UK Shopping Guide Turns To Google
Nov 29, 1999 12:00 AM PT
UK-based entertainment and shopping guide Virgin Net announced today that it has selected upstart search engine Google to provide search services for its Web site.
The deal is Google's first with a company in the United Kingdom.
Visitors to Virgin Net will now have the ability to search the entire Web with Google WebSearch, a hosted version of Google's search engine technology. Additionally, Google will provide custom search services that allow visitors to search for sites specific to the United Kingdom and Ireland.
Google and Virgin Net have created a custom index of more than five million UK-specific Web pages.
"The search experience on Virgin Net will reduce search frustration and the time spent looking for relevant results," said Alex Dale, publisher of Virgin Net. "Working together, Virgin Net and Google are enhancing the overall Web experience through content, applications, and superior search services."
More Relevant Results
Google's search engine technology has caught on with Web users because of the relevancy of its search results.

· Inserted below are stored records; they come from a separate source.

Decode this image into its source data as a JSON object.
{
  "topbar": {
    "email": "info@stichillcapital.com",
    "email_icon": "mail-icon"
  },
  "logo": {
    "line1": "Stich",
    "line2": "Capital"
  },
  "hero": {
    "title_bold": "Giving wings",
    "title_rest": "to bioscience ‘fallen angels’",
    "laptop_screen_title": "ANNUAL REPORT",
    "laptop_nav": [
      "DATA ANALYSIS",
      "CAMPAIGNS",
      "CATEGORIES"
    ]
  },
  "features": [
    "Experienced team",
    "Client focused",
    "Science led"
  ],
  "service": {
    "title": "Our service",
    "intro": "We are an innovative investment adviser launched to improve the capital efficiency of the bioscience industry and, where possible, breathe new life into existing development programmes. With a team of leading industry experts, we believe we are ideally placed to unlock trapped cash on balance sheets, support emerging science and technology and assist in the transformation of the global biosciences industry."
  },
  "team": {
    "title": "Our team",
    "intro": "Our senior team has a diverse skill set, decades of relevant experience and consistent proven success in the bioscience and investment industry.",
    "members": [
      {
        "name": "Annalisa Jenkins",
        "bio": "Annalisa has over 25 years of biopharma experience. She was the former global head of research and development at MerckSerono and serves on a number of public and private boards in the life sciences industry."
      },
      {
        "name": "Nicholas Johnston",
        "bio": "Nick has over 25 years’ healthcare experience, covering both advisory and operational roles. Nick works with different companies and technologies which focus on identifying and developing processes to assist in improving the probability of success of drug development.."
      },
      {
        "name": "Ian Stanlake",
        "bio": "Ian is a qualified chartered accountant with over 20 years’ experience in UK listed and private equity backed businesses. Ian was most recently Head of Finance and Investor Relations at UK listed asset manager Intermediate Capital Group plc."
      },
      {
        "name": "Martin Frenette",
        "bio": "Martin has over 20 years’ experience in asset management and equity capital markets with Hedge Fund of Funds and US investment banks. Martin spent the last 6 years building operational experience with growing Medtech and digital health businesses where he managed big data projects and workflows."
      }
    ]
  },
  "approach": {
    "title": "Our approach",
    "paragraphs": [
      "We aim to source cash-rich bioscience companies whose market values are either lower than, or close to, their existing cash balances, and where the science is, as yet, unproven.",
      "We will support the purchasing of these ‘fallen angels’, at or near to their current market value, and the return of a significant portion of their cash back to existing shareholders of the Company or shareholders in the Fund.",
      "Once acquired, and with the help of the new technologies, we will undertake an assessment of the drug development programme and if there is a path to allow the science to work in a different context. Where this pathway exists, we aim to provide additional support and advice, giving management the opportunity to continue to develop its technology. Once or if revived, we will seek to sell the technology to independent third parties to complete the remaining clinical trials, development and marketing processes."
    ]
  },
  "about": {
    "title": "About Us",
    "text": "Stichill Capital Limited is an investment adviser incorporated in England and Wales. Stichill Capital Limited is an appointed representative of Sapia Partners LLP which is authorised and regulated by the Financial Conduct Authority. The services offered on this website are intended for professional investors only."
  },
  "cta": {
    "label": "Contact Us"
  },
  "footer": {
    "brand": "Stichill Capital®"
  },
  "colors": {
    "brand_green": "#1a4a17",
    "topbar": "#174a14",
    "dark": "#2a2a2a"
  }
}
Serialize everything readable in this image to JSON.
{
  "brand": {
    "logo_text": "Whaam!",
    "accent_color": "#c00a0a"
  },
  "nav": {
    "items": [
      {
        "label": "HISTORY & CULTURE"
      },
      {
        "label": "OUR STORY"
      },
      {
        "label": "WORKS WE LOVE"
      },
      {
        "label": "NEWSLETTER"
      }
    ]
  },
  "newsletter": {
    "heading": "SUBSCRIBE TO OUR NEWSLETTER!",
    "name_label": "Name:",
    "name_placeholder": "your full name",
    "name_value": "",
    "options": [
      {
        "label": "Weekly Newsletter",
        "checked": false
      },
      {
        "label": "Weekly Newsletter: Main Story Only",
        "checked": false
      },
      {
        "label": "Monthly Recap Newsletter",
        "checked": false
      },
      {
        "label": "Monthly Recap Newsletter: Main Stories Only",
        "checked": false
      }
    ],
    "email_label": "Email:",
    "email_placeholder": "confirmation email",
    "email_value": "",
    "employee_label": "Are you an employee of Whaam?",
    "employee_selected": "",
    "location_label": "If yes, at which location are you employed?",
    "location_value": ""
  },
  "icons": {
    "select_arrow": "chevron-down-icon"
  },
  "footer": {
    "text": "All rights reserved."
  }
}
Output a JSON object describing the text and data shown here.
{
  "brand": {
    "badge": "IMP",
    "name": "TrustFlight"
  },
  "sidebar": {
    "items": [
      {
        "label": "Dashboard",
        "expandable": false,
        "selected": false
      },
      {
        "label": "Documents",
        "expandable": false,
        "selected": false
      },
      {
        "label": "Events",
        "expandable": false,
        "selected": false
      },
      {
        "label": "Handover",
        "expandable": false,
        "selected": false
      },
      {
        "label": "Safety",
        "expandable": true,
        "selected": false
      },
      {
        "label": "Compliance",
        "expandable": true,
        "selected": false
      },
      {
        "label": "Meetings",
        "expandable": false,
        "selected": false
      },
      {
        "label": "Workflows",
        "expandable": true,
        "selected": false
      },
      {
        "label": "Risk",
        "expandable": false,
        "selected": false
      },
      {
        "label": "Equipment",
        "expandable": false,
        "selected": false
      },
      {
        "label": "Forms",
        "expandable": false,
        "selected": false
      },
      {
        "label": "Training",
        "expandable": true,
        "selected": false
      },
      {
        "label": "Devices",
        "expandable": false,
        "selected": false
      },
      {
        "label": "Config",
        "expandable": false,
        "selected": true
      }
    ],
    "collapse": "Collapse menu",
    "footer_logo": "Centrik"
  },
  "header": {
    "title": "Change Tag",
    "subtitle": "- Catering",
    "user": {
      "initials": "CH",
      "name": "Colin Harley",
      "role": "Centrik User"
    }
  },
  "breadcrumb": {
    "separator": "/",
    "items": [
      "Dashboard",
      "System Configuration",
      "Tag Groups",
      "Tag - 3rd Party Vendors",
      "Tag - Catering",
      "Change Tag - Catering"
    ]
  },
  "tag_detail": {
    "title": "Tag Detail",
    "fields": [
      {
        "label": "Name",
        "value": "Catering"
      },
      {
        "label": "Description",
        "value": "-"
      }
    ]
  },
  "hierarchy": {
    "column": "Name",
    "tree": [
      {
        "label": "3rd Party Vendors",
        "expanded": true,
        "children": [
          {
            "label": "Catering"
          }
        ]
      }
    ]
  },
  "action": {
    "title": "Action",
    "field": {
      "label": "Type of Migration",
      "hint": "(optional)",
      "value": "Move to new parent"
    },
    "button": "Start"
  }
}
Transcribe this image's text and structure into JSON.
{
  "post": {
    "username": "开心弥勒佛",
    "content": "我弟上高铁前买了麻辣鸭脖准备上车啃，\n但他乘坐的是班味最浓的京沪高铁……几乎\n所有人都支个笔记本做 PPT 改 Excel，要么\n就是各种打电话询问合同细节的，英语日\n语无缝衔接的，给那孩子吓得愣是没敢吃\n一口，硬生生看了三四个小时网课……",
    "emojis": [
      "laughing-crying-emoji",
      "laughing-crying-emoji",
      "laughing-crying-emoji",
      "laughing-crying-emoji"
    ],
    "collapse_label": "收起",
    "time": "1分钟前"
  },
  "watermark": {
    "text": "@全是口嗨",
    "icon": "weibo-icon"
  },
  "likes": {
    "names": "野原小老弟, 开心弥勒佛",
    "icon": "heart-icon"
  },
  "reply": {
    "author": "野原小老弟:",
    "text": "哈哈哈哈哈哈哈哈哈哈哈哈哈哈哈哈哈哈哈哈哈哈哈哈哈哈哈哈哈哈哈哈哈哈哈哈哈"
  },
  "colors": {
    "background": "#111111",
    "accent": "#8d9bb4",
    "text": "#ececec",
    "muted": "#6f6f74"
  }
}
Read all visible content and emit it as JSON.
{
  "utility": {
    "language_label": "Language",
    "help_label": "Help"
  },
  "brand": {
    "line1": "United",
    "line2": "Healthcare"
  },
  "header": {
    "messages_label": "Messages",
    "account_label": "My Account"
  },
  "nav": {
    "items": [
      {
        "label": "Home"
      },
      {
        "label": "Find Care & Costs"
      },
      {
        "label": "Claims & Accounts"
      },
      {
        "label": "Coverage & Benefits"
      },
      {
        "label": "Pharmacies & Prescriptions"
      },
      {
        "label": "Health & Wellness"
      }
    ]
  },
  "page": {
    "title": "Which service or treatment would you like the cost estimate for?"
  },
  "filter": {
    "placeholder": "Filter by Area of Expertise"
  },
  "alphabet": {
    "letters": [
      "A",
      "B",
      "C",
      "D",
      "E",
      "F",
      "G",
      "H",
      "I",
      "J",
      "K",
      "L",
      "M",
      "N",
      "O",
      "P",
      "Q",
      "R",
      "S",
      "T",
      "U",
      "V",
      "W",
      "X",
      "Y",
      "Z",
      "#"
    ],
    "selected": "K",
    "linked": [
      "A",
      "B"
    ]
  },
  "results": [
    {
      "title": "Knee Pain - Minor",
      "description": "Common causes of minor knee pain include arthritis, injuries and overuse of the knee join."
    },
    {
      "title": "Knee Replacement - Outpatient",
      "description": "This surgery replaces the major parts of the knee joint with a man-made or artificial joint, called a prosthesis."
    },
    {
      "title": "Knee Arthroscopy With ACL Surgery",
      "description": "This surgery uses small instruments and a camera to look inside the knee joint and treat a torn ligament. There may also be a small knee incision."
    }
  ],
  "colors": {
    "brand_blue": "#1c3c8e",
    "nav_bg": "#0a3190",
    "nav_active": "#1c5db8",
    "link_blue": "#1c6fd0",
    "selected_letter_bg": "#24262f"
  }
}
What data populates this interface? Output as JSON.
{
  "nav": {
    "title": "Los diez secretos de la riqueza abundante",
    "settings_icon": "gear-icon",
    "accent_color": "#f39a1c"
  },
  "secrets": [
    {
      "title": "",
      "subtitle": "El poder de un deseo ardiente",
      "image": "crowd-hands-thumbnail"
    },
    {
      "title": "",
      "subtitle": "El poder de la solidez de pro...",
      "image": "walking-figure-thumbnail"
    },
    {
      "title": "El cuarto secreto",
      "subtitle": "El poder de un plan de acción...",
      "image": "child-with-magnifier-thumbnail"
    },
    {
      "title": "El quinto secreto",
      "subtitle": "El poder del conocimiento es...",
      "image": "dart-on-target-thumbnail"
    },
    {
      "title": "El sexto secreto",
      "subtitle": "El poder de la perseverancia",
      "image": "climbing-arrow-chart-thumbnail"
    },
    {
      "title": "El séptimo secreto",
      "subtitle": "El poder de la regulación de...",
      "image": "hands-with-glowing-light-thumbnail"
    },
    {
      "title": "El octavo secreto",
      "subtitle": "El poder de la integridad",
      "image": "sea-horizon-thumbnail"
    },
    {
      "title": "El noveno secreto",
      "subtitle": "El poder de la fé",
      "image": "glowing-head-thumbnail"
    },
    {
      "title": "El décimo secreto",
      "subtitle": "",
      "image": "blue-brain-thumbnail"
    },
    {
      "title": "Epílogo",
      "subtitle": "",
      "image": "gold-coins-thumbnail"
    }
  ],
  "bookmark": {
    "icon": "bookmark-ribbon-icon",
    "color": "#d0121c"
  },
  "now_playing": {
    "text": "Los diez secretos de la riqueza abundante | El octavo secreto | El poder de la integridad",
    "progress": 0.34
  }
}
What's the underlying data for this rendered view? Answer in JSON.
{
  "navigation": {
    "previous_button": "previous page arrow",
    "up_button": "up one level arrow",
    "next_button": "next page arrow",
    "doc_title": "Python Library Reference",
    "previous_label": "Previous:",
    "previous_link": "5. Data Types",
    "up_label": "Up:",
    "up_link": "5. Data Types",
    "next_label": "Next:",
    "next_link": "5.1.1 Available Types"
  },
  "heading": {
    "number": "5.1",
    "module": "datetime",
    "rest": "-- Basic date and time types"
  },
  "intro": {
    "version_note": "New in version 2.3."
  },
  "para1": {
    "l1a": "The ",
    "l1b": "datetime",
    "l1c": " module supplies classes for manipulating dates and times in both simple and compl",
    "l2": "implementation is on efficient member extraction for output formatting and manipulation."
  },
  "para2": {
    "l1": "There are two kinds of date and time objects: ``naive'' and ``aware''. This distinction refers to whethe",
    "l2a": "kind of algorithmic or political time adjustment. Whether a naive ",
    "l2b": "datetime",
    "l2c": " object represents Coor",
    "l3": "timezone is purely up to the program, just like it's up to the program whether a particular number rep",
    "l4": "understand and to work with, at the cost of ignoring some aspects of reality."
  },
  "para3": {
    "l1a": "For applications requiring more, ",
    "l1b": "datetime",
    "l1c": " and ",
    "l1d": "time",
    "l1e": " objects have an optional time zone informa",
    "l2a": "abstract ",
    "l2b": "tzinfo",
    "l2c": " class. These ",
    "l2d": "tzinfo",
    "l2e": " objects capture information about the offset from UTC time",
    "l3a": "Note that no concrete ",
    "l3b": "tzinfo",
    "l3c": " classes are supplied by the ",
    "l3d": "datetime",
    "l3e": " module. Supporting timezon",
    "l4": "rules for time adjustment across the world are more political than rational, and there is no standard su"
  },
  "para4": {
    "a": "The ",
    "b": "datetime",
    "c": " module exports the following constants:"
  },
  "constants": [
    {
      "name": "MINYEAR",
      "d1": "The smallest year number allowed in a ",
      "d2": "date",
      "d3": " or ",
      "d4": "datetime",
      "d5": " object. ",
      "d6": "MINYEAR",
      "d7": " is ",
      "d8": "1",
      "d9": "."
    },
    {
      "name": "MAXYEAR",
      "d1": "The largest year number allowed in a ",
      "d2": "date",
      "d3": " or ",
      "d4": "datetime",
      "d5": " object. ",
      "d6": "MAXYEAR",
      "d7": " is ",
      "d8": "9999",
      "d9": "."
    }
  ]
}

The relevancy of Web pages that show up in Google's search results are based on the number and importance of other pages that link to them, with the results calculated by a mathematical algorithm.
Rather than trying to compete with portal sites for advertising dollars -- there is no banner advertising on its site -- Google is working toward improving its search technology and making money by licensing the technology and powering searches on other sites.
In other words, Google is setting itself up as an Internet infrastructure company.
Google does plan to add text advertising that will be targeted to search terms. For example, a user looking for NFL content might see text ads from sports sites.
Top Investors Back Google
Google, which was founded by Stanford graduate students Larry Page and Sergey Brin in 1998, secured $25 million (US$) in a June funding round led by Kleiner Perkins Caufield & Byers and Sequoia Capital.
This instance marked the first time that Kleiner and Sequoia, widely considered to be the two top venture-capital firms in Silicon Valley, have invested in the same company. Kleiner's previous investments include Netscape and Amazon.com, while Sequoia has invested in Yahoo! and Cisco Systems.
Industry heavyweights Netscape and Red Hat are among those that already license Google's technology.